JAKARTA – Menteri Keuangan (Menkeu) Sri Mulyani hari ini menyampaikan laporan pertanggungjawaban realisasi APBN 2021 dalam Rapat Paripurna DPR saat Kepala Negara/Presiden Joko Widodo melakukan ke Ukraina.
Dalam keterangannya, Menkeu mengungkapkan bahwa berdasarkan Laporan Hasil Pemeriksaan (LHP) dari Badan Pemeriksa Keuangan (BPK) disebutkan bahwa Laporan Keuangan Pemerintah Pusat (LKPP) Tahun 2021 mendapat opini Wajar Tanpa Pengecualian (WTP).
“Ini menunjukan bahwa sesuai dengan standar akuntansi pemerintahan,” ujarnya di Kompleks Parlemen Senayan, Jakarta, Kamis, 30 Juni.
Menurut Menkeu, penyusunan APBN 2021 sebenarnya ditargetkan pemulihan ekonomi yang lebih agresif. Akan tetapi, tekanan cukup besar terjadi di pertengahan tahun akibat merebaknya varian delta COVID-19.
“Meski demikian, Indonesia sudah bisa mencapai prepandemi level dalam waktu yang singkat dan ini karena APBN 2021,” tuturnya.

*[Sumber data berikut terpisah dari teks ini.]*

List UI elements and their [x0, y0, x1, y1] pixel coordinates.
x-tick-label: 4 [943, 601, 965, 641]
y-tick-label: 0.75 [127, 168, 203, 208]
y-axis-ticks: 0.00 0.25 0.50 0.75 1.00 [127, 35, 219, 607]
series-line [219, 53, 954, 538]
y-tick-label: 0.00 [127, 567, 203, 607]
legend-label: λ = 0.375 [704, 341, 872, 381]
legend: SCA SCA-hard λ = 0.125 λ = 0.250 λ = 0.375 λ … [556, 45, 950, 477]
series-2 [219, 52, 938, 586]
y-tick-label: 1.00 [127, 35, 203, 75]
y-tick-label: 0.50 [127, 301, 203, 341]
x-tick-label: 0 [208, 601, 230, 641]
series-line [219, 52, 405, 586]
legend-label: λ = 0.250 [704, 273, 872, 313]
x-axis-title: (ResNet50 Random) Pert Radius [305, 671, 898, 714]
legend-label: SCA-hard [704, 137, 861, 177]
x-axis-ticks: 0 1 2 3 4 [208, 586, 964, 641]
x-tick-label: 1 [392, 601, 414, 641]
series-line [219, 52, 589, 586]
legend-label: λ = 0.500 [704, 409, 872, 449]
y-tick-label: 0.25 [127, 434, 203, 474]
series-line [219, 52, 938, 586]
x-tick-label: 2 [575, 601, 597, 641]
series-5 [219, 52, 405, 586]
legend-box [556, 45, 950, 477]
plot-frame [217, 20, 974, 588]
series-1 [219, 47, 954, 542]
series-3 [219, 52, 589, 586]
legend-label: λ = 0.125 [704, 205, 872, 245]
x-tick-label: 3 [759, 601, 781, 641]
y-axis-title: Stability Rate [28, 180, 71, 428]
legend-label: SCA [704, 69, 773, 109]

Sebagai informasi, penyampaian laporan oleh Menkeu tersebut menjadi dasar pemerintah untuk mengajukan RUU Tentang Pertanggungjawaban Atas Pelaksanaan APBN Tahun Anggaran 2021 kepada DPR untuk kemudian disahkan menjadi undang-undang.
BACA JUGA:
Lebih lanjut, bendahara negara merinci APBN 2021 berhasil membukukan pendapatan Rp2.011,3 triliun. Angka ini terdiri dari penerimaan perpajakan Rp1.547,8 triliun, Penerimaan Negara Bukan Pajak (PNBP) sebesar Rp458,5 triliun, dan penerimaan hibah sebesar Rp5 triliun.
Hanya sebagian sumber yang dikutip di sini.